Des chercheurs américains ont constaté que, pendant les sept mois que le pinnipède passe en mer, il ne dort au total que deux heures par nuit. Il rejoint ainsi l’éléphant d’Afrique à la première place du palmarès des plus petits dormeurs.

Mais pourquoi donc les a-t-on nommés éléphants de mer ? Parce que le nom scientifique de Mirounga ne plaisait pas à Darwin ? Parce que, avec un poids de quelque 2 tonnes, le mâle écrase, et de loin, tous les autres pinnipèdes ? Parce que les « dominants » développent un nez en forme de trompe ? Depuis vendredi 21 avril et un article publié dans la revue Science, une nouvelle réponse vient enrichir le catalogue : parce que, avec deux heures de sommeil par nuit, pendant les sept mois qu’il passe en mer, l’éléphant de mer du Nord (Mirounga angustirostris) rejoint l’éléphant d’Afrique à la première place du palmarès des plus petits dormeurs à vos sélections.

 

Ce résultat, l’équipe de l’université de Californie à Santa Cruz (UCSC) le doit au développement d’un capteur révolutionnaire. Inventé par Alexei Vyssotski, de l’université de Zurich (Suisse), pour enregistrer les ondes cérébrales des oiseaux, il a été adapté à l’univers marin par Jessica Kendall-Bar. Grâce à un bonnet en Néoprène et des détecteurs en or, la chercheuse de l’UCSC est parvenue à suivre le sommeil de treize individus, cinq au laboratoire et huit en milieu naturel, dans la réserve d’Año Nuevo, en Californie.

Les résultats l’ont stupéfiée : alors que, pendant les cinq mois de la période de reproduction qu’il passe à terre, l’animal dort dix heures par jour, sa durée de sommeil quotidien plonge à deux heures le reste de l’année, dans l’eau. Et encore : « Il les atteint à coups de petites siestes d’environ dix minutes, lors de ses plongées d’une demi-heure au fond de l’océan », précise Jessica Kendall-Bar. Car c’est dans les grands fonds, jusqu’à 2 000 mètres de profondeur, que l’animal trouve nourriture et sécurité. A l’inverse, les quelque deux minutes qu’il passe en surface entre deux plongées le placent à la merci des orques et des requins blancs.

 

Siestes napoléoniennes

 

En analysant les enregistrements, les chercheurs ont observé tout à la fois les ondes lentes du sommeil profond et celles plus rapides du sommeil paradoxal.
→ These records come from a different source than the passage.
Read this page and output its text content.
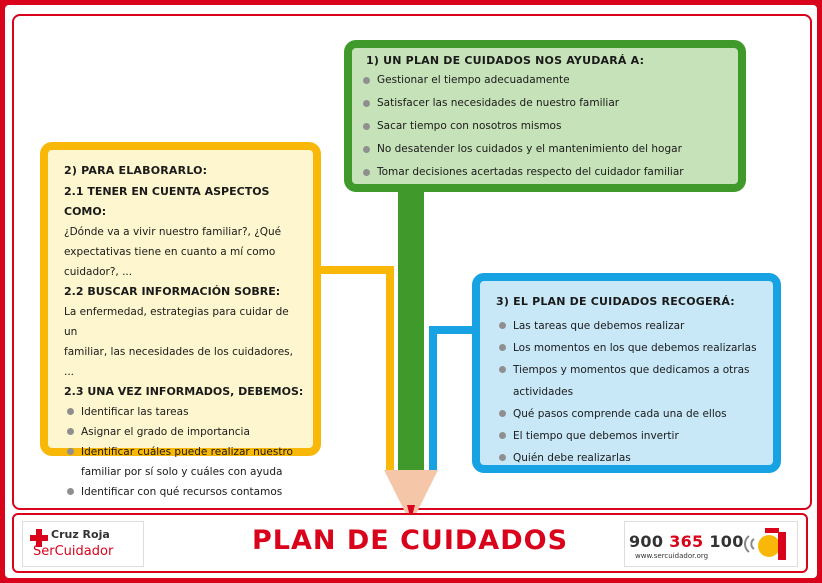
1) UN PLAN DE CUIDADOS NOS AYUDARÁ A:
Gestionar el tiempo adecuadamente
Satisfacer las necesidades de nuestro familiar
Sacar tiempo con nosotros mismos
No desatender los cuidados y el mantenimiento del hogar
Tomar decisiones acertadas respecto del cuidador familiar
2) PARA ELABORARLO:
2.1 TENER EN CUENTA ASPECTOS COMO:
¿Dónde va a vivir nuestro familiar?, ¿Qué
expectativas tiene en cuanto a mí como
cuidador?, ...
2.2 BUSCAR INFORMACIÓN SOBRE:
La enfermedad, estrategias para cuidar de un
familiar, las necesidades de los cuidadores, ...
2.3 UNA VEZ INFORMADOS, DEBEMOS:
Identificar las tareas
Asignar el grado de importancia
Identificar cuáles puede realizar nuestro
familiar por sí solo y cuáles con ayuda
Identificar con qué recursos contamos
3) EL PLAN DE CUIDADOS RECOGERÁ:
Las tareas que debemos realizar
Los momentos en los que debemos realizarlas
Tiempos y momentos que dedicamos a otras
actividades
Qué pasos comprende cada una de ellos
El tiempo que debemos invertir
Quién debe realizarlas
Cruz Roja
SerCuidador	PLAN DE CUIDADOS	900 365 100
www.sercuidador.org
Comme nous, en somme. Mais ils ont noté chez l’animal une durée particulièrement longue du second (jusqu’à 25 % du total, contre moins de 10 % chez la plupart des espèces). Surtout, grâce à la mesure concomitante des mouvements de l’animal, également réalisée par les capteurs, ils ont pu suivre le comportement physique des animaux dans ces deux états. En sommeil profond, le pinnipède cesse de nager et évolue en position normale, le ventre vers le bas, selon une trajectoire oblique descendante peu ou prou rectiligne. Mais lorsqu’il bascule en sommeil paradoxal, il perd le contrôle de son corps, se retourne, ventre en l’air, et plonge en spirale vers le fond.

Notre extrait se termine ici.